36 Finally, there are two assumptions underlying the submission which I do not accept. The first assumption is that if proper advice were given, and not taken, the solicitor for the applicant must then cease to act. It is no doubt very common that a client, having been advised there is no real prospect of success in a proceeding, will give instructions to discontinue the proceeding. But that does not always occur. Sometimes the client will choose to take the chance, however remote, that the application may succeed. I do not know if that is what occurred in this matter. It may have. The circumstances, or the nature of the issues, do not lead to a view one way or the other. By reason of client legal privilege, the solicitor for the applicant cannot enlighten the Court. The applicant has not done so. The real possibility that the applicant was advised by the solicitor that his claim had little or no real prospect of success but nevertheless gave instructions to pursue it remains. In that event, for the reasons I have given earlier, it would not be a serious dereliction of duty on the part of the solicitor (and counsel) to pursue the application and to present such arguments as may be available in support of the claim. In fact, the solicitor for the applicant, as counsel, did appear and did present such arguments as were available in support of the claim. The argument did not take long. It was efficiently presented. It was rejected. The second assumption is that, if the solicitor, at the point of giving final advice, had said that the claim had little or no prospect of success, and had then declined to act when the advice was not taken, the respondent would then not have incurred the costs which were incurred. It is not shown that he did not give such advice and receive instructions to proceed in the face of it. The fact that he has appeared and put such arguments as might have been put tends to suggest that, had he not done so, the applicant may have proceeded in person. The respondent would have incurred the same (or perhaps greater) costs.

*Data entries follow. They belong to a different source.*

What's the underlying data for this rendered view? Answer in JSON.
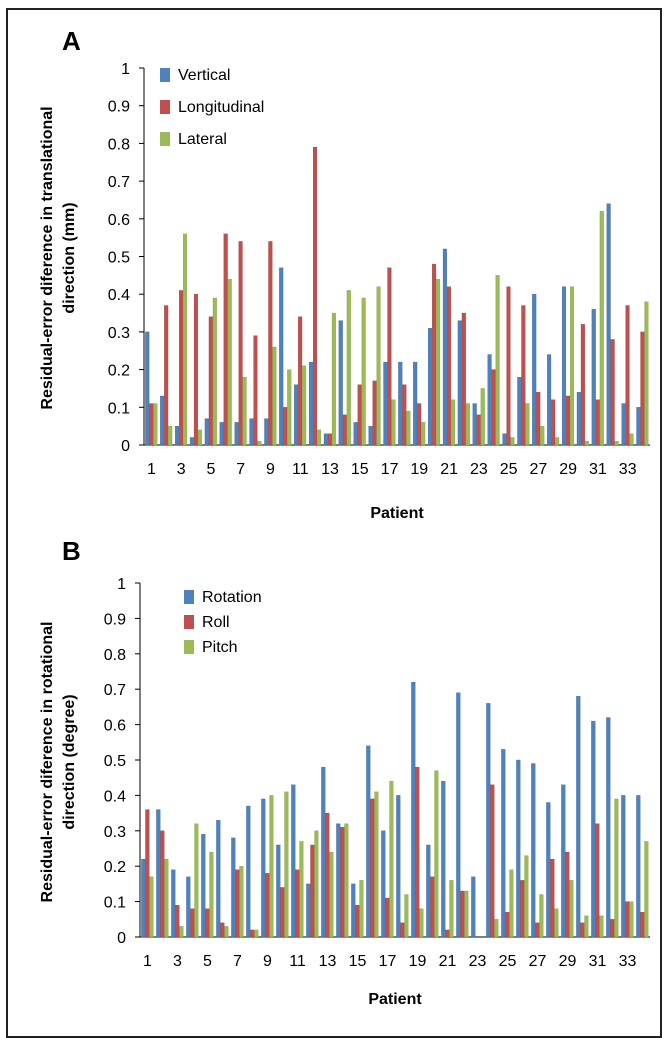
{
  "chart_data": [
    {
      "panel": "A",
      "type": "bar",
      "xlabel": "Patient",
      "ylabel": "Residual-error diference in translational direction (mm)",
      "ylim": [
        0,
        1
      ],
      "yticks": [
        "0",
        "0.1",
        "0.2",
        "0.3",
        "0.4",
        "0.5",
        "0.6",
        "0.7",
        "0.8",
        "0.9",
        "1"
      ],
      "categories": [
        "1",
        "2",
        "3",
        "4",
        "5",
        "6",
        "7",
        "8",
        "9",
        "10",
        "11",
        "12",
        "13",
        "14",
        "15",
        "16",
        "17",
        "18",
        "19",
        "20",
        "21",
        "22",
        "23",
        "24",
        "25",
        "26",
        "27",
        "28",
        "29",
        "30",
        "31",
        "32",
        "33",
        "34"
      ],
      "xtick_labels": [
        "1",
        "3",
        "5",
        "7",
        "9",
        "11",
        "13",
        "15",
        "17",
        "19",
        "21",
        "23",
        "25",
        "27",
        "29",
        "31",
        "33"
      ],
      "legend_position": "top-left",
      "grid": false,
      "series": [
        {
          "name": "Vertical",
          "color": "#4f81bd",
          "values": [
            0.3,
            0.13,
            0.05,
            0.02,
            0.07,
            0.06,
            0.06,
            0.07,
            0.07,
            0.47,
            0.16,
            0.22,
            0.03,
            0.33,
            0.06,
            0.05,
            0.22,
            0.22,
            0.22,
            0.31,
            0.52,
            0.33,
            0.11,
            0.24,
            0.03,
            0.18,
            0.4,
            0.24,
            0.42,
            0.14,
            0.36,
            0.64,
            0.11,
            0.1
          ]
        },
        {
          "name": "Longitudinal",
          "color": "#c0504d",
          "values": [
            0.11,
            0.37,
            0.41,
            0.4,
            0.34,
            0.56,
            0.54,
            0.29,
            0.54,
            0.1,
            0.34,
            0.79,
            0.03,
            0.08,
            0.16,
            0.17,
            0.47,
            0.16,
            0.11,
            0.48,
            0.42,
            0.35,
            0.08,
            0.2,
            0.42,
            0.37,
            0.14,
            0.12,
            0.13,
            0.32,
            0.12,
            0.28,
            0.37,
            0.3
          ]
        },
        {
          "name": "Lateral",
          "color": "#9bbb59",
          "values": [
            0.11,
            0.05,
            0.56,
            0.04,
            0.39,
            0.44,
            0.18,
            0.01,
            0.26,
            0.2,
            0.21,
            0.04,
            0.35,
            0.41,
            0.39,
            0.42,
            0.12,
            0.09,
            0.06,
            0.44,
            0.12,
            0.11,
            0.15,
            0.45,
            0.02,
            0.11,
            0.05,
            0.02,
            0.42,
            0.01,
            0.62,
            0.01,
            0.03,
            0.38
          ]
        }
      ]
    },
    {
      "panel": "B",
      "type": "bar",
      "xlabel": "Patient",
      "ylabel": "Residual-error diference in rotational direction (degree)",
      "ylim": [
        0,
        1
      ],
      "yticks": [
        "0",
        "0.1",
        "0.2",
        "0.3",
        "0.4",
        "0.5",
        "0.6",
        "0.7",
        "0.8",
        "0.9",
        "1"
      ],
      "categories": [
        "1",
        "2",
        "3",
        "4",
        "5",
        "6",
        "7",
        "8",
        "9",
        "10",
        "11",
        "12",
        "13",
        "14",
        "15",
        "16",
        "17",
        "18",
        "19",
        "20",
        "21",
        "22",
        "23",
        "24",
        "25",
        "26",
        "27",
        "28",
        "29",
        "30",
        "31",
        "32",
        "33",
        "34"
      ],
      "xtick_labels": [
        "1",
        "3",
        "5",
        "7",
        "9",
        "11",
        "13",
        "15",
        "17",
        "19",
        "21",
        "23",
        "25",
        "27",
        "29",
        "31",
        "33"
      ],
      "legend_position": "top-left",
      "grid": false,
      "series": [
        {
          "name": "Rotation",
          "color": "#4f81bd",
          "values": [
            0.22,
            0.36,
            0.19,
            0.17,
            0.29,
            0.33,
            0.28,
            0.37,
            0.39,
            0.26,
            0.43,
            0.15,
            0.48,
            0.32,
            0.15,
            0.54,
            0.3,
            0.4,
            0.72,
            0.26,
            0.44,
            0.69,
            0.17,
            0.66,
            0.53,
            0.5,
            0.49,
            0.38,
            0.43,
            0.68,
            0.61,
            0.62,
            0.4,
            0.4
          ]
        },
        {
          "name": "Roll",
          "color": "#c0504d",
          "values": [
            0.36,
            0.3,
            0.09,
            0.08,
            0.08,
            0.04,
            0.19,
            0.02,
            0.18,
            0.14,
            0.19,
            0.26,
            0.35,
            0.31,
            0.09,
            0.39,
            0.11,
            0.04,
            0.48,
            0.17,
            0.02,
            0.13,
            0.0,
            0.43,
            0.07,
            0.16,
            0.04,
            0.22,
            0.24,
            0.04,
            0.32,
            0.05,
            0.1,
            0.07
          ]
        },
        {
          "name": "Pitch",
          "color": "#9bbb59",
          "values": [
            0.17,
            0.22,
            0.03,
            0.32,
            0.24,
            0.03,
            0.2,
            0.02,
            0.4,
            0.41,
            0.27,
            0.3,
            0.24,
            0.32,
            0.16,
            0.41,
            0.44,
            0.12,
            0.08,
            0.47,
            0.16,
            0.13,
            0.0,
            0.05,
            0.19,
            0.23,
            0.12,
            0.08,
            0.16,
            0.06,
            0.06,
            0.39,
            0.1,
            0.27
          ]
        }
      ]
    }
  ]
}
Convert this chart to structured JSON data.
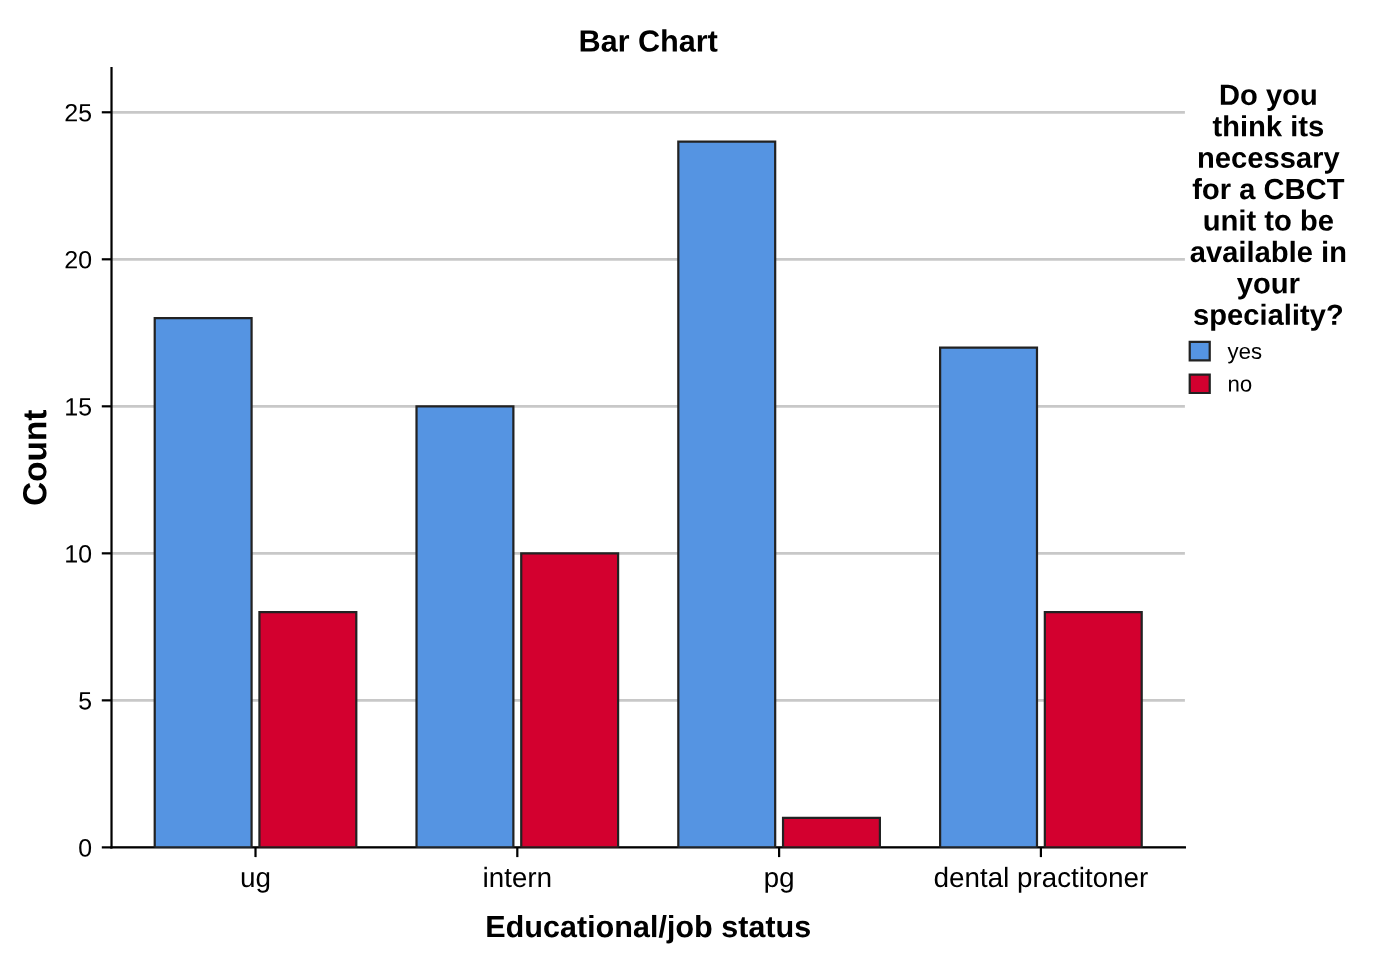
{
  "chart_data": {
    "type": "bar",
    "title": "Bar Chart",
    "xlabel": "Educational/job status",
    "ylabel": "Count",
    "legend_title": "Do you\nthink its\nnecessary\nfor a CBCT\nunit to be\navailable in\nyour\nspeciality?",
    "categories": [
      "ug",
      "intern",
      "pg",
      "dental practitoner"
    ],
    "series": [
      {
        "name": "yes",
        "color": "#5594e2",
        "values": [
          18,
          15,
          24,
          17
        ]
      },
      {
        "name": "no",
        "color": "#d3002f",
        "values": [
          8,
          10,
          1,
          8
        ]
      }
    ],
    "ylim": [
      0,
      26.5
    ],
    "yticks": [
      0,
      5,
      10,
      15,
      20,
      25
    ],
    "grid": "y",
    "legend": "right"
  }
}
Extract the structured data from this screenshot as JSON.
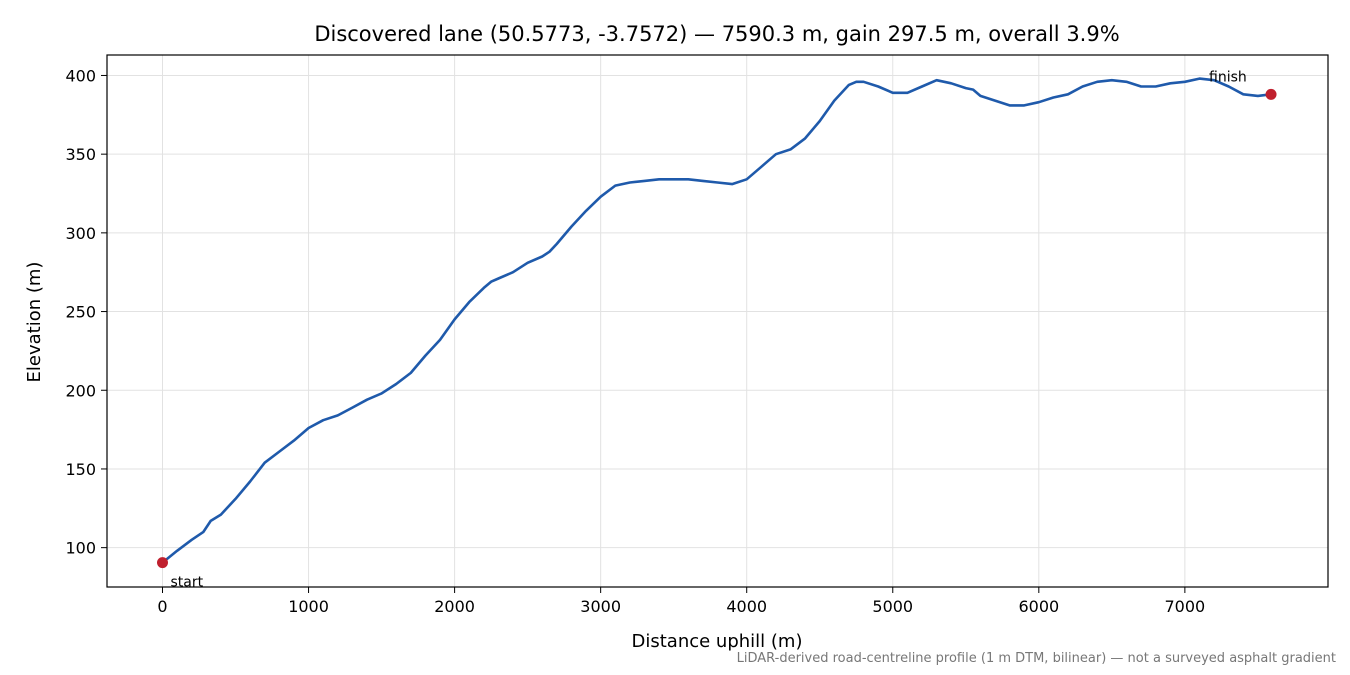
{
  "chart_data": {
    "type": "line",
    "title": "Discovered lane (50.5773, -3.7572) — 7590.3 m, gain 297.5 m, overall 3.9%",
    "xlabel": "Distance uphill (m)",
    "ylabel": "Elevation (m)",
    "xlim": [
      -380,
      7980
    ],
    "ylim": [
      75,
      413
    ],
    "xticks": [
      0,
      1000,
      2000,
      3000,
      4000,
      5000,
      6000,
      7000
    ],
    "yticks": [
      100,
      150,
      200,
      250,
      300,
      350,
      400
    ],
    "grid": true,
    "line_color": "#1f5aab",
    "marker_color": "#c0202e",
    "series": [
      {
        "x": [
          0,
          100,
          200,
          280,
          330,
          400,
          500,
          600,
          700,
          800,
          900,
          1000,
          1100,
          1200,
          1300,
          1400,
          1500,
          1600,
          1700,
          1800,
          1900,
          2000,
          2100,
          2200,
          2250,
          2300,
          2400,
          2500,
          2600,
          2650,
          2700,
          2800,
          2900,
          3000,
          3100,
          3200,
          3300,
          3400,
          3500,
          3600,
          3700,
          3800,
          3900,
          4000,
          4100,
          4200,
          4300,
          4400,
          4500,
          4600,
          4700,
          4750,
          4800,
          4900,
          5000,
          5100,
          5200,
          5300,
          5400,
          5500,
          5550,
          5600,
          5700,
          5800,
          5900,
          6000,
          6100,
          6200,
          6300,
          6400,
          6500,
          6600,
          6700,
          6800,
          6900,
          7000,
          7100,
          7200,
          7300,
          7400,
          7500,
          7590
        ],
        "y": [
          90.5,
          98,
          105,
          110,
          117,
          121,
          131,
          142,
          154,
          161,
          168,
          176,
          181,
          184,
          189,
          194,
          198,
          204,
          211,
          222,
          232,
          245,
          256,
          265,
          269,
          271,
          275,
          281,
          285,
          288,
          293,
          304,
          314,
          323,
          330,
          332,
          333,
          334,
          334,
          334,
          333,
          332,
          331,
          334,
          342,
          350,
          353,
          360,
          371,
          384,
          394,
          396,
          396,
          393,
          389,
          389,
          393,
          397,
          395,
          392,
          391,
          387,
          384,
          381,
          381,
          383,
          386,
          388,
          393,
          396,
          397,
          396,
          393,
          393,
          395,
          396,
          398,
          397,
          393,
          388,
          387,
          388
        ]
      }
    ],
    "annotations": [
      {
        "text": "start",
        "x": 0,
        "y": 90.5
      },
      {
        "text": "finish",
        "x": 7590,
        "y": 388
      }
    ],
    "footnote": "LiDAR-derived road-centreline profile (1 m DTM, bilinear) — not a surveyed asphalt gradient"
  }
}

37 Accordingly, as it has not been shown that the solicitor for the applicant gave no proper advice or gave advice about the prospects of success, I am unable to conclude that the costs incurred by the respondent in successfully resisting the application were incurred as a result of seriously delictual conduct on the part of the solicitor for the applicant.
38 The application that the solicitor for the applicant pay the costs of the respondent is therefore refused.